Cela arrive très rarement parce que j’adore rouler. En fait, j’aime aussi être sous la pluie. Quand il pleut, tout est plus difficile, c’est pourquoi j’aime ça.

S’entraîner dur en Afrique du Sud plus tôt en 2021

© Michal Cerveny/Specialized Global Sports/Red Bull Content Pool

Pouvez-vous raconter comment vous avez commencé le VTT ? C’était quel âge ?

J’ai commencé à sept ans. En fait, j’ai commencé par les voisins de mes parents. Ils faisaient partie d’un club. Ils passaient toujours devant notre maison et avaient l’air de s’amuser beaucoup sur le vélo. Alors j’ai pensé : ‘Je veux essayer ça !’

Vos parents étaient vététistes ou passionnés de vélo ?

Non. Mon père jouait au foot. Ils n’avaient pas grand-chose à voir avec le cyclisme. Mais ils ont soutenu mon frère [who’s also a bike athlete] et moi depuis le début de toutes les manières possibles.
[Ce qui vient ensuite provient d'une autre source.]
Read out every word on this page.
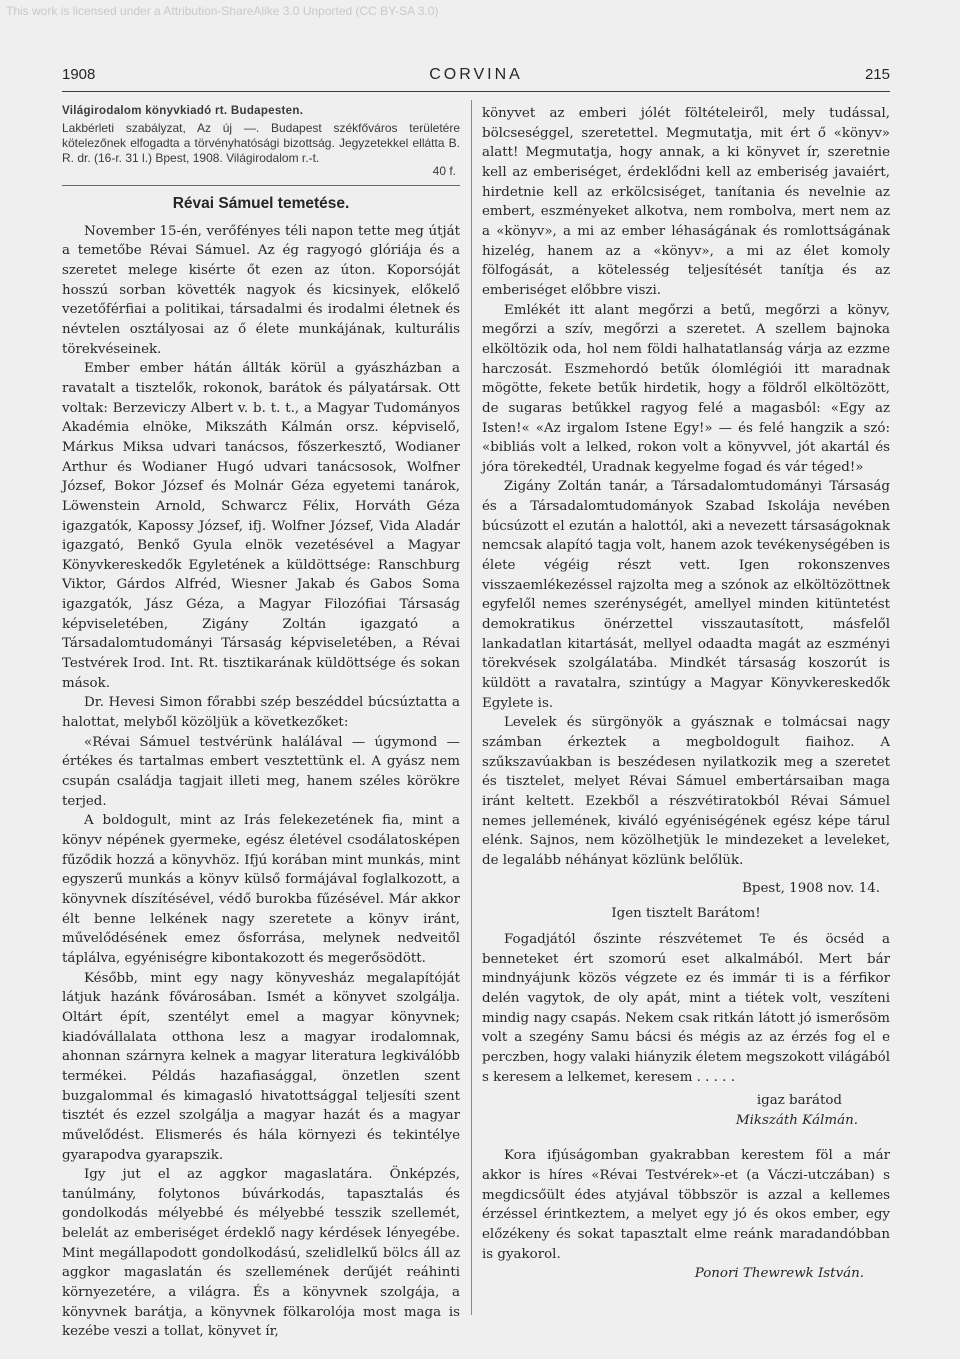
This work is licensed under a Attribution-ShareAlike 3.0 Unported (CC BY-SA 3.0)
1908	CORVINA	215
Világirodalom könyvkiadó rt. Budapesten.
Lakbérleti szabályzat, Az új —. Budapest székfőváros területére kötelezőnek elfogadta a törvényhatósági bizottság. Jegyzetekkel ellátta B. R. dr. (16-r. 31 l.) Bpest, 1908. Világirodalom r.-t.
40 f.
Révai Sámuel temetése.

November 15-én, verőfényes téli napon tette meg útját a temetőbe Révai Sámuel. Az ég ragyogó glóriája és a szeretet melege kisérte őt ezen az úton. Koporsóját hosszú sorban követték nagyok és kicsinyek, előkelő vezetőférfiai a politikai, társadalmi és irodalmi életnek és névtelen osztályosai az ő élete munkájának, kulturális törekvéseinek.

Ember ember hátán állták körül a gyászházban a ravatalt a tisztelők, rokonok, barátok és pályatársak. Ott voltak: Berzeviczy Albert v. b. t. t., a Magyar Tudományos Akadémia elnöke, Mikszáth Kálmán orsz. képviselő, Márkus Miksa udvari tanácsos, főszerkesztő, Wodianer Arthur és Wodianer Hugó udvari tanácsosok, Wolfner József, Bokor József és Molnár Géza egyetemi tanárok, Löwenstein Arnold, Schwarcz Félix, Horváth Géza igazgatók, Kapossy József, ifj. Wolfner József, Vida Aladár igazgató, Benkő Gyula elnök vezetésével a Magyar Könyvkereskedők Egyletének a küldöttsége: Ranschburg Viktor, Gárdos Alfréd, Wiesner Jakab és Gabos Soma igazgatók, Jász Géza, a Magyar Filozófiai Társaság képviseletében, Zigány Zoltán igazgató a Társadalomtudományi Társaság képviseletében, a Révai Testvérek Irod. Int. Rt. tisztikarának küldöttsége és sokan mások.

Dr. Hevesi Simon főrabbi szép beszéddel búcsúztatta a halottat, melyből közöljük a következőket:

«Révai Sámuel testvérünk halálával — úgymond — értékes és tartalmas embert vesztettünk el. A gyász nem csupán családja tagjait illeti meg, hanem széles körökre terjed.

A boldogult, mint az Irás felekezetének fia, mint a könyv népének gyermeke, egész életével csodálatosképen fűződik hozzá a könyvhöz. Ifjú korában mint munkás, mint egyszerű munkás a könyv külső formájával foglalkozott, a könyvnek díszítésével, védő burokba fűzésével. Már akkor élt benne lelkének nagy szeretete a könyv iránt, művelődésének emez ősforrása, melynek nedveitől táplálva, egyéniségre kibontakozott és megerősödött.

Később, mint egy nagy könyvesház megalapítóját látjuk hazánk fővárosában. Ismét a könyvet szolgálja. Oltárt épít, szentélyt emel a magyar könyvnek; kiadóvállalata otthona lesz a magyar irodalomnak, ahonnan szárnyra kelnek a magyar literatura legkiválóbb termékei. Példás hazafiasággal, önzetlen szent buzgalommal és kimagasló hivatottsággal teljesíti szent tisztét és ezzel szolgálja a magyar hazát és a magyar művelődést. Elismerés és hála környezi és tekintélye gyarapodva gyarapszik.

Igy jut el az aggkor magaslatára. Önképzés, tanúlmány, folytonos búvárkodás, tapasztalás és gondolkodás mélyebbé és mélyebbé tesszik szellemét, belelát az emberiséget érdeklő nagy kérdések lényegébe. Mint megállapodott gondolkodású, szelidlelkű bölcs áll az aggkor magaslatán és szellemének derűjét reáhinti környezetére, a világra. És a könyvnek szolgája, a könyvnek barátja, a könyvnek fölkarolója most maga is kezébe veszi a tollat, könyvet ír,

könyvet az emberi jólét föltételeiről, mely tudással, bölcseséggel, szeretettel. Megmutatja, mit ért ő «könyv» alatt! Megmutatja, hogy annak, a ki könyvet ír, szeretnie kell az emberiséget, érdeklődni kell az emberiség javaiért, hirdetnie kell az erkölcsiséget, tanítania és nevelnie az embert, eszményeket alkotva, nem rombolva, mert nem az a «könyv», a mi az ember léhaságának és romlottságának hizelég, hanem az a «könyv», a mi az élet komoly fölfogását, a kötelesség teljesítését tanítja és az emberiséget előbbre viszi.

Emlékét itt alant megőrzi a betű, megőrzi a könyv, megőrzi a szív, megőrzi a szeretet. A szellem bajnoka elköltözik oda, hol nem földi halhatatlanság várja az ezzme harczosát. Eszmehordó betűk ólomlégiói itt maradnak mögötte, fekete betűk hirdetik, hogy a földről elköltözött, de sugaras betűkkel ragyog felé a magasból: «Egy az Isten!« «Az irgalom Istene Egy!» — és felé hangzik a szó: «bibliás volt a lelked, rokon volt a könyvvel, jót akartál és jóra törekedtél, Uradnak kegyelme fogad és vár téged!»

Zigány Zoltán tanár, a Társadalomtudományi Társaság és a Társadalomtudományok Szabad Iskolája nevében búcsúzott el ezután a halottól, aki a nevezett társaságoknak nemcsak alapító tagja volt, hanem azok tevékenységében is élete végéig részt vett. Igen rokonszenves visszaemlékezéssel rajzolta meg a szónok az elköltözöttnek egyfelől nemes szerénységét, amellyel minden kitüntetést demokratikus önérzettel visszautasított, másfelől lankadatlan kitartását, mellyel odaadta magát az eszményi törekvések szolgálatába. Mindkét társaság koszorút is küldött a ravatalra, szintúgy a Magyar Könyvkereskedők Egylete is.

Levelek és sürgönyök a gyásznak e tolmácsai nagy számban érkeztek a megboldogult fiaihoz. A szűkszavúakban is beszédesen nyilatkozik meg a szeretet és tisztelet, melyet Révai Sámuel embertársaiban maga iránt keltett. Ezekből a részvétiratokból Révai Sámuel nemes jellemének, kiváló egyéniségének egész képe tárul elénk. Sajnos, nem közölhetjük le mindezeket a leveleket, de legalább néhányat közlünk belőlük.

Bpest, 1908 nov. 14.

Igen tisztelt Barátom!

Fogadjától őszinte részvétemet Te és öcséd a benneteket ért szomorú eset alkalmából. Mert bár mindnyájunk közös végzete ez és immár ti is a férfikor delén vagytok, de oly apát, mint a tiétek volt, veszíteni mindig nagy csapás. Nekem csak ritkán látott jó ismerősöm volt a szegény Samu bácsi és mégis az az érzés fog el e perczben, hogy valaki hiányzik életem megszokott világából s keresem a lelkemet, keresem . . . . .

igaz barátod

Mikszáth Kálmán.

Kora ifjúságomban gyakrabban kerestem föl a már akkor is híres «Révai Testvérek»-et (a Váczi-utczában) s megdicsőült édes atyjával többször is azzal a kellemes érzéssel érintkeztem, a melyet egy jó és okos ember, egy előzékeny és sokat tapasztalt elme reánk maradandóbban is gyakorol.

Ponori Thewrewk István.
Je suis très reconnaissant pour cela.

Pour les débutants en VTT, que voudriez-vous qu’ils comprennent et apprécient dans ce sport ?
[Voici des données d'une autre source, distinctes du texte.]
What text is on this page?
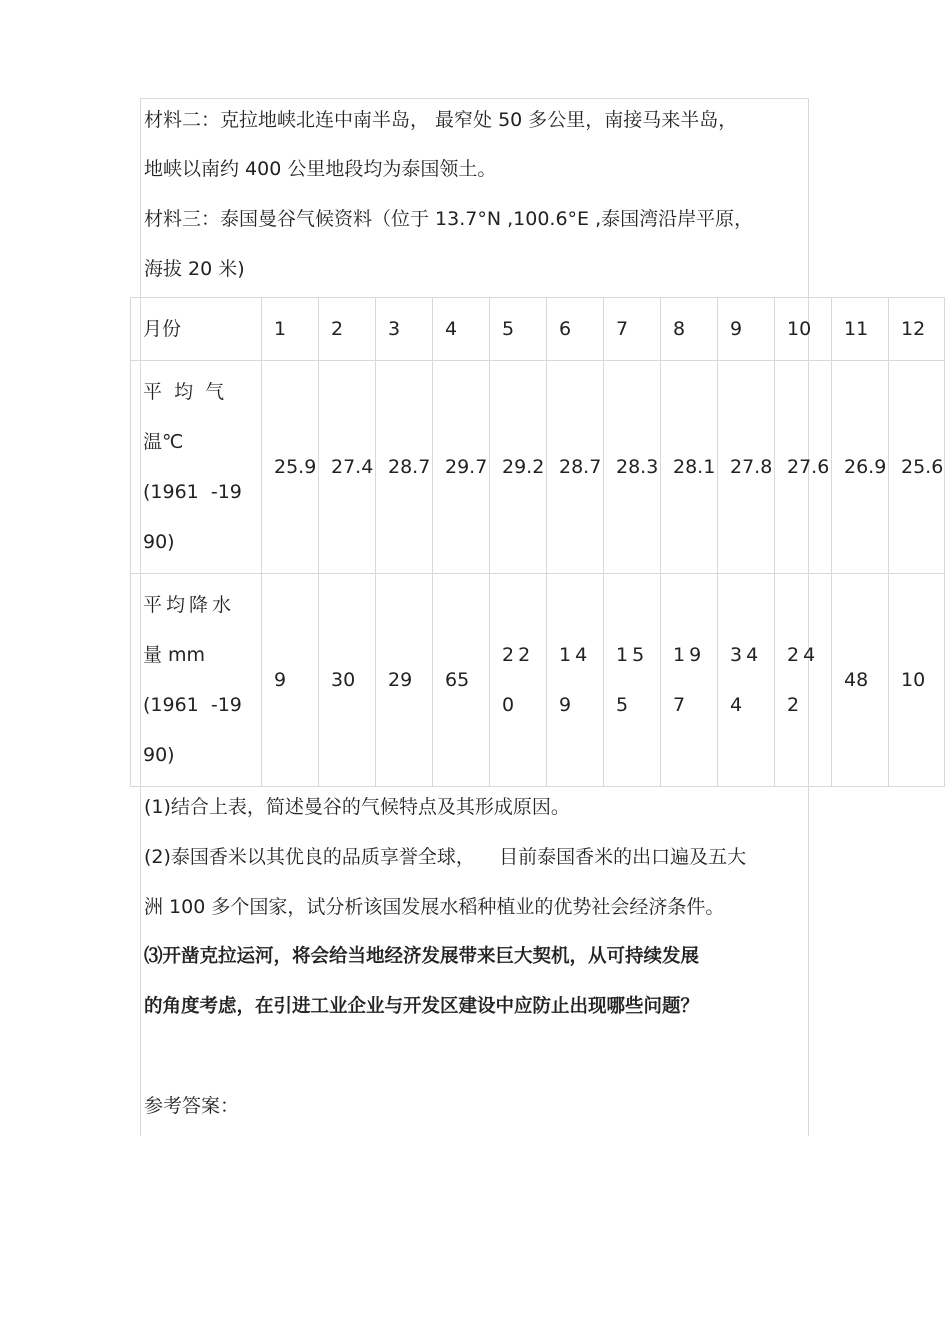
材料二：克拉地峡北连中南半岛， 最窄处 50 多公里，南接马来半岛，

地峡以南约 400 公里地段均为泰国领土。

材料三：泰国曼谷气候资料（位于 13.7°N ,100.6°E ,泰国湾沿岸平原，

海拔 20 米)

月份	1	2	3	4	5	6	7	8	9	10	11	12

平  均  气
温℃
(1961  -19
90)	25.9	27.4	28.7	29.7	29.2	28.7	28.3	28.1	27.8	27.6	26.9	25.6

平均降水
量 mm
(1961  -19
90)	9	30	29	65	220	149	155	197	344	242	48	10

(1)结合上表，简述曼谷的气候特点及其形成原因。

(2)泰国香米以其优良的品质享誉全球，    目前泰国香米的出口遍及五大

洲 100 多个国家，试分析该国发展水稻种植业的优势社会经济条件。

⑶开凿克拉运河，将会给当地经济发展带来巨大契机，从可持续发展

的角度考虑，在引进工业企业与开发区建设中应防止出现哪些问题？

参考答案：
Simplement que le VTT est vraiment un sport facile à pratiquer et que tout le monde peut le pratiquer. Il y a tellement de choses que vous pouvez faire. Même ceux qui ne sont pas assez en forme peuvent gravir une montagne avec un vélo électrique. Plus les gens font du vélo, plus le cyclisme se développe.
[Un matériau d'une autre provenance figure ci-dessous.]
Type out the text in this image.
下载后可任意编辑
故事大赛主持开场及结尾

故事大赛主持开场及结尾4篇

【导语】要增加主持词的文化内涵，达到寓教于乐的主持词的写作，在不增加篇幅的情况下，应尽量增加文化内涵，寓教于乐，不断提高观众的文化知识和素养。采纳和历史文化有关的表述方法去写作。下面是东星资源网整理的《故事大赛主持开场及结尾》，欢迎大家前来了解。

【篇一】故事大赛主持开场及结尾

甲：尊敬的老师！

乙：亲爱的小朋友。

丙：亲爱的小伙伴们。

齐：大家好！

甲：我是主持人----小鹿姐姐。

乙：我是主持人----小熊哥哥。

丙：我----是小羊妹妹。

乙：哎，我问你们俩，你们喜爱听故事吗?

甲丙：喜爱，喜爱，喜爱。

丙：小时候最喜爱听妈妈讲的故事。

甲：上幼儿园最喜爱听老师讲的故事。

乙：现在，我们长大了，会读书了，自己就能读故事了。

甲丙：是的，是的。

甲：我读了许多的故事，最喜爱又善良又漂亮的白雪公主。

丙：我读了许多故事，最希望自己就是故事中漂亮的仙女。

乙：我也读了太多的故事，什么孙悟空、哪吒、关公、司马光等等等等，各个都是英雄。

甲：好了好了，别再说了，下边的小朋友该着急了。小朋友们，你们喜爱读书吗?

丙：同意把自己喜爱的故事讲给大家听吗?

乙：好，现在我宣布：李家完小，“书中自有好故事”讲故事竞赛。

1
Le travail acharné apporte des récompenses

© Bartek Wolinski

Comment décririez-vous votre style de pilotage ?

Risqué, à la limite, mais toujours contrôlé. J’aime aller à la limite. Plus le parcours est difficile ou technique, mieux c’est

Quel type d’entraînement technique en VTT faites-vous ?

À petite échelle, tout dépend de la façon dont vous manipulez votre vélo. Il s’agit maintenant d’apprendre à aborder les caractéristiques du parcours et à s’adapter à certaines positions sur le vélo lors de la conduite. Il y a beaucoup de travail qui se passe là-bas.

Combien de temps consacrez-vous à l’entraînement technique par rapport au simple fait de faire du vélo à des fins d’entraînement ?

C’est difficile à dire. La plupart du temps, vous roulez et vous voyez ce qui pourrait être mieux fait lorsque vous montez ou descendez. Cela découle naturellement de l’entraînement sur le vélo.

Beau temps, mauvais temps, entièrement engagé

© Bartek Wolinski

Tu as été champion du monde sur route en junior. La course sur route est-elle quelque chose que vous allez poursuivre?

L’accent a toujours été mis sur le vélo de montagne. S’il y a une opportunité de courir sur route dans les prochaines années, je la saisirai certainement, mais pour l’instant je veux me concentrer sur le VTT.

Quels sont vos espoirs pour votre carrière dans les années à venir ?

Développer. Devenez plus fort et plus rapide. C’est l’objectif principal. Restez également en bonne santé et sans blessure. Ce sont les conditions préalables qui doivent toujours être correctes. Ce sont donc les principales priorités. À un moment donné, je ne sais pas quand, il y aura un moment où je prendrai un chemin différent. Tant que tout est parfait et que je suis autorisé à courir, je le ferai de tout mon cœur et avec un engagement total.